The school that churns out US presidents, Supreme Court justices, billionaire CEOs and Nobel Peace Prizes was taking a serious run at altering the discourse on this year's NCAA tournament, as well.
Harvard guard Laurent Rivard made a 3-pointer from the corner, looped his thumb and finger together around his eye - the "3-point goggles" - and flashed a determined glare toward a group of Crimson fans in the stands who were coming unhinged with 7:12 left in the game. Someone in the Harvard nation tweeted: "rooting for the 1 percent."
The Ivy Leaguers had overcome a 16-point deficit to take a two-point lead over Michigan State, a team that always comes up big on college basketball's biggest stage.
The next time down the floor, Spartans guard Travis Trice came back with a 3 to put his team back in the lead. A few minutes later, Michigan State was out of danger - not by much, though - on the way to an 80-73 victory that sent Harvard back home, but not without making a statement.

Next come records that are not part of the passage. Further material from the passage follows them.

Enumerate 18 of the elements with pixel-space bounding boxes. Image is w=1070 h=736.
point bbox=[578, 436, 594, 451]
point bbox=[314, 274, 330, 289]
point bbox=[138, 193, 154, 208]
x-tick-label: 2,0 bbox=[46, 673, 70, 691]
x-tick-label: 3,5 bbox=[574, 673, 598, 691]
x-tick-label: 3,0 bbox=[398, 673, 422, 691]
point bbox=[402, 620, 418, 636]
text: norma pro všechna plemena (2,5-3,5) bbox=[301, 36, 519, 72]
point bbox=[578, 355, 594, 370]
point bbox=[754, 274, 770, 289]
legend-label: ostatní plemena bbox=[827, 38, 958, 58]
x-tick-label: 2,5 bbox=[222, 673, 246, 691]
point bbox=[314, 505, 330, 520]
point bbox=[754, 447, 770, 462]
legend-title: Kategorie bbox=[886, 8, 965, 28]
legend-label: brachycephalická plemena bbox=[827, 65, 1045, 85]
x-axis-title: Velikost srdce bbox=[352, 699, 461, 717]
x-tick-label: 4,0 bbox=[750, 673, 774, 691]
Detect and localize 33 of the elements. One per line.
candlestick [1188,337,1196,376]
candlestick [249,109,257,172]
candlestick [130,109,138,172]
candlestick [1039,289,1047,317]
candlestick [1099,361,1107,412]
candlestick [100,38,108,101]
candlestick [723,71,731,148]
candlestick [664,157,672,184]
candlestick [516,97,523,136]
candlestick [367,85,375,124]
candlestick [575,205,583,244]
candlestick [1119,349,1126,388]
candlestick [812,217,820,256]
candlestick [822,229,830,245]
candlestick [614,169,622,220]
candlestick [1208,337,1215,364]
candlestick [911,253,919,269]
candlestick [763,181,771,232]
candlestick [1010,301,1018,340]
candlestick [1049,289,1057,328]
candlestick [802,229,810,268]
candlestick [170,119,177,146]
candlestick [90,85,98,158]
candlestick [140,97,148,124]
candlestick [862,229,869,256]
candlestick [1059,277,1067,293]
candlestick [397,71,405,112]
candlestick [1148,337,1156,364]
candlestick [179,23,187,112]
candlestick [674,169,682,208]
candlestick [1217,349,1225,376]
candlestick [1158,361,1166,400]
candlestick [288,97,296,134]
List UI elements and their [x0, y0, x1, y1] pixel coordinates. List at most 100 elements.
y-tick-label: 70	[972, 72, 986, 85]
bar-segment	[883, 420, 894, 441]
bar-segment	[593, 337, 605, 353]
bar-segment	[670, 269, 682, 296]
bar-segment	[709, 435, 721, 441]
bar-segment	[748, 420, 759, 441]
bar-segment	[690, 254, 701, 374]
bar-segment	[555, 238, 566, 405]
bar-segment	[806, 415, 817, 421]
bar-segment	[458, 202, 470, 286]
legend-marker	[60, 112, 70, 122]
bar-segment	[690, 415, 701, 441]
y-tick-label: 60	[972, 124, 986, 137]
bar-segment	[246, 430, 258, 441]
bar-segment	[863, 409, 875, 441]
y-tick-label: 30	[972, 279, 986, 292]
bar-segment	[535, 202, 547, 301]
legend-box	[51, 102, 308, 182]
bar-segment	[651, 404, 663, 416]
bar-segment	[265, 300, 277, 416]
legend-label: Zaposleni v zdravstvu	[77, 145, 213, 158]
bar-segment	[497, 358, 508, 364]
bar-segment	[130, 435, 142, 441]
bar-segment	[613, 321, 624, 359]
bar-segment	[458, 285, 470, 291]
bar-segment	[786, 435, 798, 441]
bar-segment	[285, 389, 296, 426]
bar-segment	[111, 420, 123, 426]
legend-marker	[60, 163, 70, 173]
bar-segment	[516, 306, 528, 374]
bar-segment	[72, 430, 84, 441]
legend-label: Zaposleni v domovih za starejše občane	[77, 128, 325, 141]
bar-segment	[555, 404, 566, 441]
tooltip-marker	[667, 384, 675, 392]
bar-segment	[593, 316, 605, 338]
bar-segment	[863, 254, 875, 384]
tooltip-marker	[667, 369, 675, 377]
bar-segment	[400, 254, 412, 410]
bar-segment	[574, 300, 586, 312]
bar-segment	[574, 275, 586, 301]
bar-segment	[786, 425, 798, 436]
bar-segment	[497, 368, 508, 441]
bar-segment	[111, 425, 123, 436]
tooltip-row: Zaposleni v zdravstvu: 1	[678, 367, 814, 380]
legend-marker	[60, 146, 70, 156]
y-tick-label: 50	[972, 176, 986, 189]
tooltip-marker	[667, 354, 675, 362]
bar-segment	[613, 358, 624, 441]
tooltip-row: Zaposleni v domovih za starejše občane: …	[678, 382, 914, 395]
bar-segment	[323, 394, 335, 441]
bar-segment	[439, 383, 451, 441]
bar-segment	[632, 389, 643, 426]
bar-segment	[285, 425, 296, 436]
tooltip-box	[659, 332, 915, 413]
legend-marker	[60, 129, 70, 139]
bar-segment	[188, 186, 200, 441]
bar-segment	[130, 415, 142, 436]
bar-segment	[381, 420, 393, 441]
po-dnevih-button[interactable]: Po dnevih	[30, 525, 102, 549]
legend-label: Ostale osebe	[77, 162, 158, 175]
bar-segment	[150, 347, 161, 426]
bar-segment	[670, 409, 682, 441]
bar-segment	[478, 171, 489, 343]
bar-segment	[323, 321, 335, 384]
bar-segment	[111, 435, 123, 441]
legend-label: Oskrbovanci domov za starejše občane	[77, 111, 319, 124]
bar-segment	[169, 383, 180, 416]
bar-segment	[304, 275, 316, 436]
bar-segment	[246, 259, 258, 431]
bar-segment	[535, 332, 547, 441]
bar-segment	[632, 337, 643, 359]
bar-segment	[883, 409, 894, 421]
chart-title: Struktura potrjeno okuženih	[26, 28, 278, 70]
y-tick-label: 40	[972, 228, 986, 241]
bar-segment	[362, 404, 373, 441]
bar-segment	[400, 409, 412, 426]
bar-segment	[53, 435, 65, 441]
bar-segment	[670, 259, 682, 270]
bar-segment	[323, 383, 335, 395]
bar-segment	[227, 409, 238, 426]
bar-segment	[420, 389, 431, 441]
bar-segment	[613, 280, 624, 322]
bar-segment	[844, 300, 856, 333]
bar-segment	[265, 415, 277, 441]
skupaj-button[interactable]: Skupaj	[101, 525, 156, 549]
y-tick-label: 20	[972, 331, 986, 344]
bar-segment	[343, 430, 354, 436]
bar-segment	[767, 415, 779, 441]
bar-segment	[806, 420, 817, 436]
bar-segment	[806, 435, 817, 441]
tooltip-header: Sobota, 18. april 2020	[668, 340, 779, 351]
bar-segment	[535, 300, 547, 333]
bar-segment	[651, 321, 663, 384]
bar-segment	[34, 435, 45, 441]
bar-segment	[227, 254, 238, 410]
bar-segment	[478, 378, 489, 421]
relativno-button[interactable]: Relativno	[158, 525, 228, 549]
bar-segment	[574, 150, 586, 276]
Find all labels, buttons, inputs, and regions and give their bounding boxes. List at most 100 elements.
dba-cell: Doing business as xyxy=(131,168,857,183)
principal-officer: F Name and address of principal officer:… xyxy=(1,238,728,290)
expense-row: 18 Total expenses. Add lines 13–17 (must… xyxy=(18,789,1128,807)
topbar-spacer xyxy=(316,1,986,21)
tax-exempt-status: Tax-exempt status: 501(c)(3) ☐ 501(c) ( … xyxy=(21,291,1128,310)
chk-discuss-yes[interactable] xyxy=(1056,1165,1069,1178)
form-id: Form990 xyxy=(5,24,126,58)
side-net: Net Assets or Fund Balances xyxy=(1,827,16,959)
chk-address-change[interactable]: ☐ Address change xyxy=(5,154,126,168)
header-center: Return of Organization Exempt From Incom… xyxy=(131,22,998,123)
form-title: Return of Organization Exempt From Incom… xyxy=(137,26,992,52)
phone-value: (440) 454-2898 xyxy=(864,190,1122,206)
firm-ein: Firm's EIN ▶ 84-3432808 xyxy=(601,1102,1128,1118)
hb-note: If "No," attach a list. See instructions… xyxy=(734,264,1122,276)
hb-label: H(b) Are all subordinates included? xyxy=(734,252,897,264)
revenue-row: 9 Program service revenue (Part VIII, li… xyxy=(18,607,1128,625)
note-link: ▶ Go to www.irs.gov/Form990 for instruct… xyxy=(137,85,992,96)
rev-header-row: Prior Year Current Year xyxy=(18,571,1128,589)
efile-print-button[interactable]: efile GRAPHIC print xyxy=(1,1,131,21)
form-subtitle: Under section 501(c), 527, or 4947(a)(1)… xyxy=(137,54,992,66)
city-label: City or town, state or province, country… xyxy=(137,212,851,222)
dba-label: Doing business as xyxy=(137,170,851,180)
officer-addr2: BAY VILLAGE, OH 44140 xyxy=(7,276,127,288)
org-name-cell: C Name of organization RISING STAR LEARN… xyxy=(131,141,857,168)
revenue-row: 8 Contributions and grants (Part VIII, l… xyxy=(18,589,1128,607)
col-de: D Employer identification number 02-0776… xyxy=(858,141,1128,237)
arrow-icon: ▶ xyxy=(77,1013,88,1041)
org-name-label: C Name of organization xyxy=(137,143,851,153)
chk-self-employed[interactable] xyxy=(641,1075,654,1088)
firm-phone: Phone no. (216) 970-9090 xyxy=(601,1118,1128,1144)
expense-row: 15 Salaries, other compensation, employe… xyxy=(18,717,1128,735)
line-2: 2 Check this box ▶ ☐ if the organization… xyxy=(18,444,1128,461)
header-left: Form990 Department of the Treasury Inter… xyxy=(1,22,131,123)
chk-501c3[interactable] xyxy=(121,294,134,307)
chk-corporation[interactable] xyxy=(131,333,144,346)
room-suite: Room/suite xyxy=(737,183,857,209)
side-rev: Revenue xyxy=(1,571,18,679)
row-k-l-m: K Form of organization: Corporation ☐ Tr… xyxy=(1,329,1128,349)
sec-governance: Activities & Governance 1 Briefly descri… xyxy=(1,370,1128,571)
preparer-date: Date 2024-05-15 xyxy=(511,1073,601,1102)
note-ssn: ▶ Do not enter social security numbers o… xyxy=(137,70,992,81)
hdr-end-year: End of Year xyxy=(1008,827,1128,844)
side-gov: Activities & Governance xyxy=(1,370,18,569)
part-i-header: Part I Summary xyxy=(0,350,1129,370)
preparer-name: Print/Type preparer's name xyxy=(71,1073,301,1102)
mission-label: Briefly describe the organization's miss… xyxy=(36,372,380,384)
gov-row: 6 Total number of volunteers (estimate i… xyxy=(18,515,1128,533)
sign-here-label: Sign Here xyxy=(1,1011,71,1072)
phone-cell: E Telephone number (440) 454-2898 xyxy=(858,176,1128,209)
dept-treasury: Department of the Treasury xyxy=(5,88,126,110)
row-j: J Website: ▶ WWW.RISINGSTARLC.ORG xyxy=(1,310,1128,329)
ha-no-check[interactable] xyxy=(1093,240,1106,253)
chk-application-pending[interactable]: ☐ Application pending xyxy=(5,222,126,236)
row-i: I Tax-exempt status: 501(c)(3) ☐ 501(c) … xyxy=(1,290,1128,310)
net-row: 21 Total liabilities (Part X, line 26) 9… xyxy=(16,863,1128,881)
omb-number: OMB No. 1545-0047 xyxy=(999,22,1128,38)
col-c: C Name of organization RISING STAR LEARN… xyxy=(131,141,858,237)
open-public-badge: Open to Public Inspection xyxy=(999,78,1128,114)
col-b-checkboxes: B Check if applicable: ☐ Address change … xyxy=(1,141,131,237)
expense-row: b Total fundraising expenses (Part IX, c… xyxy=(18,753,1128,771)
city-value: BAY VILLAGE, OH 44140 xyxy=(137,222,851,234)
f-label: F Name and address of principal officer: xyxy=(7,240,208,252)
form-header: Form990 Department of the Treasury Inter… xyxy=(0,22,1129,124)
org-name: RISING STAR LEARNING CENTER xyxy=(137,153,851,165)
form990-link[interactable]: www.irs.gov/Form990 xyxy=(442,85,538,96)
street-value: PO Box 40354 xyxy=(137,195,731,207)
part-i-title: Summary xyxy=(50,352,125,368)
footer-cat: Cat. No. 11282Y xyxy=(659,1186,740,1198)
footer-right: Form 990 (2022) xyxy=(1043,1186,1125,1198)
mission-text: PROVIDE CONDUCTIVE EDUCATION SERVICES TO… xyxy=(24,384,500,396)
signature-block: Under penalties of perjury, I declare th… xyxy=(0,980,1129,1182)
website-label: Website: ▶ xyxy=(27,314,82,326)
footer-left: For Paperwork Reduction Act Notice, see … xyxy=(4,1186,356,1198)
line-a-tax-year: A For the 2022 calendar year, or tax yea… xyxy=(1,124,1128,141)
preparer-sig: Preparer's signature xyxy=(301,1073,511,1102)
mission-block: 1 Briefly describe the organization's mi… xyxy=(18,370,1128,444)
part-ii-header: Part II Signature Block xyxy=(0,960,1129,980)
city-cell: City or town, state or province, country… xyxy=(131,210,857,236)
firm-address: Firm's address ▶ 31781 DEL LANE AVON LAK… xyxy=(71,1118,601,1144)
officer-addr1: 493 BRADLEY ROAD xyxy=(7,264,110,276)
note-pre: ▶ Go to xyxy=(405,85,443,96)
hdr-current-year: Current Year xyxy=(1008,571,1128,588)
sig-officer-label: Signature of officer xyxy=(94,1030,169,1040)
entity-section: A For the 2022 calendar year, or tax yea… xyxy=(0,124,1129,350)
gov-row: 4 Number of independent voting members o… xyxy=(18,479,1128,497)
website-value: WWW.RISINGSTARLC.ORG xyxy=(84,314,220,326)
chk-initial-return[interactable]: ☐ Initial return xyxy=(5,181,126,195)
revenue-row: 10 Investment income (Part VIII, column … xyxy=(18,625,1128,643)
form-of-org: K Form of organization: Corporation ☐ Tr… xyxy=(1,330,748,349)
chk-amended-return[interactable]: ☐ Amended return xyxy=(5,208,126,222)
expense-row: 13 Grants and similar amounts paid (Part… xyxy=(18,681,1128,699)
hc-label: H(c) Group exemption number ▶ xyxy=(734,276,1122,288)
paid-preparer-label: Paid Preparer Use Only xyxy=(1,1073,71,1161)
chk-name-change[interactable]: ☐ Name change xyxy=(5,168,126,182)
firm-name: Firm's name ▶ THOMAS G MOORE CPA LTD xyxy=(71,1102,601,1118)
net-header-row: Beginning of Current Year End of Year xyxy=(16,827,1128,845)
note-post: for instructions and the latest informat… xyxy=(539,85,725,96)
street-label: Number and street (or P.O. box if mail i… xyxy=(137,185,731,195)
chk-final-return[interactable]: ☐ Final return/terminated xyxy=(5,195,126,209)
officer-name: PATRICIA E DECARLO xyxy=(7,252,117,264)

"We showed everybody that we can come all year and play with the best," sophomore guard Siyani Chambers said.
Led by a career-high 26 points from Branden Dawson, the fourth-seeded Spartans (28-8) moved onto the Sweet 16 for the 12th time in the last 17 seasons. They'll play Virginia or Memphis next Friday (local time) at Madison Square Garden.
In a test of tempos, Wisconsin delivered the knockout punch.
Ben Brust hit a 3-pointer with 1:07 left and the second-seeded Badgers overcame seventh-seeded Oregon's transition game for a thrilling 85-77 win to get into the Sweet 16.
Brust's clutch 3 from the corner gave the Badgers (28-7) the lead for good in a clash of styles played before a boisterous pro-Wisconsin crowd at the anything-but-neutral Bradley Center.
Traevon Jackson followed with three free throws, but missed one with 21 seconds left to give the Ducks (24-10) one more chance to tie trailing by three.
Oregon gave it to Joseph Young, who had made big shots all night and scored 29 points. But he missed a rushed 3 from the wing, and the Badgers sealed it at the foul line.
The red-clad fans erupted into a deafening roar. Their beloved Badgers are back in the NCAA regional semifinals for the first time since 2012. They will play Baylor or Creighton in Anaheim, California, on Thursday (local time).
Frank Kaminsky led the way with 19 points, Jackson finished with 16 and Brust had 12.
NO 1 FLORIDA ROLL
Scottie Wilbekin sat on the bench for the final minute, holding a bag of ice against his left knee.
It was about the only time he wasn't giving Pittsburgh huge problems on both ends of the court.
Wilbekin scored 21 points, including 11 of the team's 13 during a 7-minute stretch in the second half, and top-seeded Florida handled the Panthers 61-45 in the NCAA tournament. The Gators' 28th consecutive win put them in the Sweet 16 for the fourth consecutive year.
The latest victory followed a lackluster and head-scratching performance in the team's NCAA opener against Albany two days earlier.
The Gators vowed to play with more energy and intensity, and Wilbekin spearheaded the effort.
"We just wanted to come out and not let them play harder than us or not play as hard as we can," Wilbekin said. "I think we did a good job of having our energy up at the start of the game, and we played together on offense and played together on defence."
Wilbekin took over in the second half, scoring eight consecutive points at one point. Patric Young wasn't too shabby, either, finishing with seven points and eight rebounds. Will Yeguete added eight points - all in the paint.
Michael Frazier II chipped in 10 points for the Gators. Frazier was just 2-of-9 shooting from 3-point range. Had Florida not been cold from behind the arc, the game would have been essentially over much sooner than it was. The Gators finished 5 of 20 from 3-point range, with at least five of those rimming in and out.
Florida will face either fourth-seeded UCLA or 12th-seeded Stephen F. Austin on Thursday (local time) in the South Regional in Memphis, Tenn. The Bruins and Lumberjacks play Sunday (local time) in San Diego.
The Gators have the longest current streak of Sweet 16 appearances - and expect to go further.